Why AI is Essential for Smarter Capacity Scheduling in Onshore Wind
Most developers and operators rely on manual processes to plan capacity schedules for their wind projects, but AI can show them the answers to maximize returns.

Onshore wind has moved beyond its initial ‘gold rush’. Developers and operators have banked a huge amount of knowledge in the last decade as wind farms have expanded to be a major part of the global energy mix, but now new solutions are needed.
Companies are operating in a more complex environment than ever. Wind turbines are more expensive than they were three years ago due to the rising cost of raw materials, supply chain disruption, higher interest rates, and shortages of skilled labor. This is a key reason why developers and operators are now working with tighter profit margins and need to find new ways to manage their risks and increase their returns.
One area where companies can do this is with improvements to the ‘capacity schedule’.
How companies develop capacity schedules today
Capacity scheduling is the process of planning the use of technology, workforce, and other resources efficiently in the construction and operational phase of a wind farm. In this stage of the wind farm life cycle, developers and operators must be able to predict potential construction bottlenecks or problems so they can deliver projects efficiently.
The difficulty is that more companies in the wind industry are still too reliant on manual processes, such as spreadsheets, when they put together these schedules. Relying on spreadsheets is inefficient because there are now too many variables to consider that could have a significant impact on project returns. The result is that the spreadsheet either over-simplifies the complexity of project challenges or becomes too cumbersome to use effectively.
At a basic level, a capacity schedule will cover the delivery of physical elements such as turbines and substations; the availability of workers needed to carry out the work; any necessary permits and when they expire, and other predictable constraints, such as the impacts of snowy conditions if the wind farm is being built in a cold country.
But this does not take into account the sheer complexity that can affect projects during the construction and operational phases. Developers and operators need nuanced and long-term plans if they are to account for the many factors that can affect wind projects and financial returns. This is where artificial intelligence (AI) comes in.

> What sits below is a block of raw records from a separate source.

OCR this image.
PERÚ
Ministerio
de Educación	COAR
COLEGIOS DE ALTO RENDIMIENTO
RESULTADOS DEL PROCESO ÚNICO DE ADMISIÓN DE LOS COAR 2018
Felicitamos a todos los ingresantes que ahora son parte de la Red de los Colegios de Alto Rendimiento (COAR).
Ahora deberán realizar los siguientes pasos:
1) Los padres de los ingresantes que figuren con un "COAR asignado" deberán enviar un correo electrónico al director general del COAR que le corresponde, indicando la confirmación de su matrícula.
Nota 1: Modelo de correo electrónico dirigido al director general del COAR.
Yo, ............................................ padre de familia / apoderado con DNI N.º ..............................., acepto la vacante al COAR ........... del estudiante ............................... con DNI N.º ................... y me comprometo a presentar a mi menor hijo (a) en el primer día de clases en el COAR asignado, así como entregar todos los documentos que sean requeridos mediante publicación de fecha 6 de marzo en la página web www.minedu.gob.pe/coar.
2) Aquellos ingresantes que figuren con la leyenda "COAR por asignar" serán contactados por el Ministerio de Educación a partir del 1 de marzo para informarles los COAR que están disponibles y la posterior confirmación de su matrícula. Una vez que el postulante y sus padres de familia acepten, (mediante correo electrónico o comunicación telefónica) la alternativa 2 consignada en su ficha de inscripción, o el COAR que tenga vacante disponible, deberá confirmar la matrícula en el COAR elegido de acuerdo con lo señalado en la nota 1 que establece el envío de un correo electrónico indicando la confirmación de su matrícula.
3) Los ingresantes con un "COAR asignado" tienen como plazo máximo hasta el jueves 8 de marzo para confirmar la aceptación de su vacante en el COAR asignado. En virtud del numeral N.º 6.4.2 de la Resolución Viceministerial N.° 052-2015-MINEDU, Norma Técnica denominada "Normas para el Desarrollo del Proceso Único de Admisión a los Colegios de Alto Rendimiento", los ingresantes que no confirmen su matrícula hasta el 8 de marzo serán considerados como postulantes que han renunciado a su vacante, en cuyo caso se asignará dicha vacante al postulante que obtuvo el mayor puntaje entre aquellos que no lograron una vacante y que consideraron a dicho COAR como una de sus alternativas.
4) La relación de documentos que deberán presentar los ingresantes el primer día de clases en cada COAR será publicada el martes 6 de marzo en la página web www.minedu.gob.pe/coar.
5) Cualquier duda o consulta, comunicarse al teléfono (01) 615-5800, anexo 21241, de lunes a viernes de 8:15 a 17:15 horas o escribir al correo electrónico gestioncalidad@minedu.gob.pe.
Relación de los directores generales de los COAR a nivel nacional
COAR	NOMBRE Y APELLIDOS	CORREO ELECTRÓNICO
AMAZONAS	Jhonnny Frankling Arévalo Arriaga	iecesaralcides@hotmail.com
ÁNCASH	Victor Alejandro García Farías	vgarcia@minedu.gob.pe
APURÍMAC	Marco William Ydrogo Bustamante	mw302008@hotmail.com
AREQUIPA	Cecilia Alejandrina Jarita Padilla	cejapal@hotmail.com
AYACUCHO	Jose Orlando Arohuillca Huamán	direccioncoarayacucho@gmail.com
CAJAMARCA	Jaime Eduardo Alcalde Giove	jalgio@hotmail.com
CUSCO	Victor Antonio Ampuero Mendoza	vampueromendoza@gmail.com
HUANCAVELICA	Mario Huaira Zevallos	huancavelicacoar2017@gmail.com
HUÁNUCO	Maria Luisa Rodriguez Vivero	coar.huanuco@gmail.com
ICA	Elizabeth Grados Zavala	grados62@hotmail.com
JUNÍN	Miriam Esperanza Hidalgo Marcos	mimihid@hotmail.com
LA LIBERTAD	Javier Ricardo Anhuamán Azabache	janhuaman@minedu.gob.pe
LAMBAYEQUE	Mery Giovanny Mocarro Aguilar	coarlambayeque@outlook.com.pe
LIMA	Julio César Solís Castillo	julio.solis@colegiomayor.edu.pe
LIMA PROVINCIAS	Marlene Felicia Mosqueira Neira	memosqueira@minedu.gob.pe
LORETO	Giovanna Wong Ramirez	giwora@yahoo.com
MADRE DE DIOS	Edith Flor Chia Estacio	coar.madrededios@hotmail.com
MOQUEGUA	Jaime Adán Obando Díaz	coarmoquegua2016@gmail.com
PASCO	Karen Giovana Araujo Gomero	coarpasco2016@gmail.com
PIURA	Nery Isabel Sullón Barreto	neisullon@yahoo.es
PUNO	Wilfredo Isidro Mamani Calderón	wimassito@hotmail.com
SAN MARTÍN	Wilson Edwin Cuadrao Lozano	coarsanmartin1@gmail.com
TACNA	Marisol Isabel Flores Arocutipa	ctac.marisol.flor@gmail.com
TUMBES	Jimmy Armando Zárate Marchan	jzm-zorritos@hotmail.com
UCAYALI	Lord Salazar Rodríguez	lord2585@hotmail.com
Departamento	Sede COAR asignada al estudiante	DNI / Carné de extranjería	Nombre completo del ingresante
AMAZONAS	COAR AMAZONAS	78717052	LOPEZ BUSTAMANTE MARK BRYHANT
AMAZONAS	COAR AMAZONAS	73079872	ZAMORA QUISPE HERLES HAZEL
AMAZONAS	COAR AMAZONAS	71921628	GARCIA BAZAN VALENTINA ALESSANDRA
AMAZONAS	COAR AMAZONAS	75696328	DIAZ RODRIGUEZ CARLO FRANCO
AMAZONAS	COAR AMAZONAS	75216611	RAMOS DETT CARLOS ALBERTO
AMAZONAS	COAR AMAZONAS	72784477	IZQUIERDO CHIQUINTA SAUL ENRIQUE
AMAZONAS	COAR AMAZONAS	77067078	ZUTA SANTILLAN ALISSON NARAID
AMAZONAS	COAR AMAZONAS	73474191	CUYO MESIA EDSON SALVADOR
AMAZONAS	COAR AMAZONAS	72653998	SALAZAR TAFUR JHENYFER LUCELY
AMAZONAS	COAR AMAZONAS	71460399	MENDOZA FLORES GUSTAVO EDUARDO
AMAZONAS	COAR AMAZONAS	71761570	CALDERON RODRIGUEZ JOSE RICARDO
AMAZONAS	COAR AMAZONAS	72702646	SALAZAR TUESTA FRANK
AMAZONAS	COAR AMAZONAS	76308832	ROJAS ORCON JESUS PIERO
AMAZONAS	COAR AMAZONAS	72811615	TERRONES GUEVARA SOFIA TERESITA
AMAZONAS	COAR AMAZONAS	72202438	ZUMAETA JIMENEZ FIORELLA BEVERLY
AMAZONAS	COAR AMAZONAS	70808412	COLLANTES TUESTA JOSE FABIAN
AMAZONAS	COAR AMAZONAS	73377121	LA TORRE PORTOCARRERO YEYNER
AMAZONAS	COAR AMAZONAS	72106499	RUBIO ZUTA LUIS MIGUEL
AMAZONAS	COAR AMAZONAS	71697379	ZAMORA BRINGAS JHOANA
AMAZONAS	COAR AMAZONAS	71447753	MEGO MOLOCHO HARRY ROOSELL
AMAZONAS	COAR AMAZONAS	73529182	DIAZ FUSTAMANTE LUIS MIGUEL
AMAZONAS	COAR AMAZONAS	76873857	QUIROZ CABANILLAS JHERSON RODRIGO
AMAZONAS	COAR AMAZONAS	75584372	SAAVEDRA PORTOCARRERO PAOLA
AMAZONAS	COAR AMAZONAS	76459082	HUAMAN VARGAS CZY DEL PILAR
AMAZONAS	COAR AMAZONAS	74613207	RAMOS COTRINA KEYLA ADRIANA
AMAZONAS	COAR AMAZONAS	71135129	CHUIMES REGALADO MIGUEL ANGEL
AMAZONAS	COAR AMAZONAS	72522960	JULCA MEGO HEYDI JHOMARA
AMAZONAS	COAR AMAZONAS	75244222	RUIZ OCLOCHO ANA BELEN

Why AI-developed capacity schedules make the difference
AI-enabled capacity schedules are not static. Yes, they bring in the same sort of basic information as in a manual spreadsheet, but they can also run regular simulations that enable developers and operators to adapt quickly. This can include data about adverse weather conditions that affect construction schedules; short-term supply chain issues; or accidents. AI-based solutions can also help companies to plan over longer periods (i.e. five years or longer) and align more closely with long-term investment decisions.
In contrast, most conventional tools struggle to cope with this level of uncertainty. An AI-based solution provides you with accurate forecasts and a plan based on sensible answers, and put together that first draft of a plan better than you can. You can refine this plan by adding new information such as the parameters of your contracts or your desired project performance level.
For example, if your simulation shows that your construction schedule is a few months late, then the power of AI could help you find ways to get back on track.
Renova, the Japanese developer and independent power producer, is one company that uses Shoreline’s AI-based simulations to enhance construction projects. The firm is building the 55MW Reihoku-Amakusa onshore wind farm in Japan, which involves the construction of 13 wind turbines in the face of major logistical challenges.
This project is affected by severe tidal restrictions at the arrival port, and mountainous terrain that means there is limited available land for turbine storage and construction staging. Just-in-time logistics are critical to the success of this project, and so Renova needs a capacity schedule that can accurately account for these difficulties.
This is an example of how Shoreline Wind’s full-scale planning, construction and O&M platform helps wind developers, operators and service providers to unlock a new era of resilient growth. Shoreline has recently expanded its services into the onshore wind industry, which comes at a crucial time as companies in Europe grapple with European Union targets to accelerate green electrification; and as those in the US market look to navigate the changing policies of the Trump administration.
The bottom line is that digital tools to help developers and operators through the life cycle are no longer optional in the onshore wind market. They are essential as firms cope with the shift from boom period to an era of discipline, resilience and efficiency.
AI will aid companies through the life cycle and capacity scheduling is no exception.